A feature, in ML, is data that a machine learning model can train on and infer a signal from, while the feature store is the interface between that data and the model. The feature store handles a variety of tasks, from transforming and cleaning the data, to serving the features, to providing functionality around logging and monitoring the health of pipelines.
Companies typically adopt ML pipelines along a continuum according to the complexity of adoption, starting with traditional analytics, such as daily dashboards, before moving to analytic ML, which powers the batch-generated ML predictions behind forecasts and marketing campaigns. The next step up in complexity is operational ML, which can power real-time predictions, such as product recommendations, in production applications, and is generally where feature stores come into the mix. At this point, feature stores can help with providing the low latency and service level agreements (SLAs) required for in-production use. The final step is real-time ML, which no longer relies solely upon batch data, but instead requires access to these “ultra-fresh” features built with real-time and streaming data sources.
It is this final level of complexity that Tecton is addressing this week with its newest capability, which it says automates the process of transforming streaming and real-time data, including time aggregations, into ML features in less than one second. The innovation here is not in the ability to do so, but rather the ability to do so without a large team of dedicated engineers and potentially weeks and months of lead time.
“It’s extremely hard to find the talent that can implement and solve these types of problems. Even if you have the talent, it still takes that talent a long time to solve these problems, because every time a new machine learning feature is required by a data scientist, that engineer now has to spend weeks or months actually implementing it and making it production-ready,” explained Tecton co-founder and Chief Technology Officer Kevin Stumpf. “With our system, we basically make these capabilities available now for many more enterprises. They don’t need to hire as expensive an engineer, and the lead time is drastically reduced, because the platform automates all of this work that the engineer otherwise would have to hand implement in an error-prone way over weeks or months.”

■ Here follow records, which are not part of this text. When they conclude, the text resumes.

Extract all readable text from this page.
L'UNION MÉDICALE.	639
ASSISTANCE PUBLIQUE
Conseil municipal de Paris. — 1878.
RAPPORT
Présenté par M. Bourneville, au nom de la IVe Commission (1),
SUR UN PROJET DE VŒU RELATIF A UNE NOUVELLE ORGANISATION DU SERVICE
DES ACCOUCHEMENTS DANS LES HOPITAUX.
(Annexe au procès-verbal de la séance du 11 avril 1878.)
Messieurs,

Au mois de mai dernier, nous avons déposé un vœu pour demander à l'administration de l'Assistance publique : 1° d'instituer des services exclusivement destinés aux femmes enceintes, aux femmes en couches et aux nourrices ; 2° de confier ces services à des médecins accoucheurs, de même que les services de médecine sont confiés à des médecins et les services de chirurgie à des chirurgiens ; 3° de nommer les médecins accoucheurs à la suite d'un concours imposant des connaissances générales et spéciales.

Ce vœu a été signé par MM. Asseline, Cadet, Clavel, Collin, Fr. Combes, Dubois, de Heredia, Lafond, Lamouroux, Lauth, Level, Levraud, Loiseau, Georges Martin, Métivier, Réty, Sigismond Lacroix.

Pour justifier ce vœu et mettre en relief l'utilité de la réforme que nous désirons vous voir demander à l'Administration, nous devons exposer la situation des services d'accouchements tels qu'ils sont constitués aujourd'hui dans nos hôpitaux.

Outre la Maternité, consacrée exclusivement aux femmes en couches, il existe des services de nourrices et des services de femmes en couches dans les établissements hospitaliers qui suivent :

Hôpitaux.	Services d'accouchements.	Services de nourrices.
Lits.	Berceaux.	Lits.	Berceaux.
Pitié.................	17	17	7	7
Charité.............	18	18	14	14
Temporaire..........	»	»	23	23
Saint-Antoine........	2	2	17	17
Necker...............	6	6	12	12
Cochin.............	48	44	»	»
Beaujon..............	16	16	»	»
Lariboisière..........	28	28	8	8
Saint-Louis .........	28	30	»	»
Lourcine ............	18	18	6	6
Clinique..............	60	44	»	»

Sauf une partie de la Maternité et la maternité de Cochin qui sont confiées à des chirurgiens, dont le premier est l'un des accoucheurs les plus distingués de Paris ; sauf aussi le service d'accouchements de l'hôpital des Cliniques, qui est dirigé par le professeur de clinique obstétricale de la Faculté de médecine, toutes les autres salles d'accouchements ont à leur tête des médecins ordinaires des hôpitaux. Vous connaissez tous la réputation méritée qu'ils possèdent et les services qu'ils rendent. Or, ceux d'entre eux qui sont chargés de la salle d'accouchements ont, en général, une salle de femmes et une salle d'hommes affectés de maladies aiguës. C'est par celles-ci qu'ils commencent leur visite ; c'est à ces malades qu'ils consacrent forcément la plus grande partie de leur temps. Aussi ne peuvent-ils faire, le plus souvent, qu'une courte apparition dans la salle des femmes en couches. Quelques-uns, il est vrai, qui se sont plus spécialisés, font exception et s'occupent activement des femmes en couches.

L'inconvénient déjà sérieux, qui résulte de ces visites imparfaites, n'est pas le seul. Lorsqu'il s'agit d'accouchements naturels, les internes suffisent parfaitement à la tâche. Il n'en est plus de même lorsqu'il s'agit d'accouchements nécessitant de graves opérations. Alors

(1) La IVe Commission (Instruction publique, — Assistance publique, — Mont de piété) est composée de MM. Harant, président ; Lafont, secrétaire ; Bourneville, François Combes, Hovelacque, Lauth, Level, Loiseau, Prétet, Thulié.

Stumpf and the rest of the founding team behind Tecton are intimately familiar with the process of doing this all by hand, as they previously worked together at Uber to create Michaelangelo, the machine learning platform used there to build, deploy, and operate machine learning solutions at Uber’s scale. Their goal now is to bring this same sort of capability to companies that don’t want to make that same investment.
By serving these “ultra-fresh” features, Tecton users will have the ability to do things with ML that would otherwise be impossible, such as fraud detection. Stumpf explained that fraud detection requires the most up-to-date features possible, and that without them it could easily miss important signals.
“One of the most important features in machine learning are these time window aggregations. For instance, how many transactions have been made with a given credit card over the last five minutes or over the last 30 minutes?” said Stumpf. “If you have a fraud detection application, you need to know in that very moment, ‘How many transactions has this credit card been used for over the last five minutes as of right now?’ Not as of a minute ago or as of five minutes ago. It’s much, much easier to support and serve features that are old, where you can easily calculate in the background, but as you can imagine, that’s not good enough. You really need to know in the moment in which you’re making a prediction, how many transactions have happened as of right now, because if you don’t know that information, you’re basically throwing away a really important signal that is required in order to accurately predict whether this transaction is a fraudulent transaction or not.”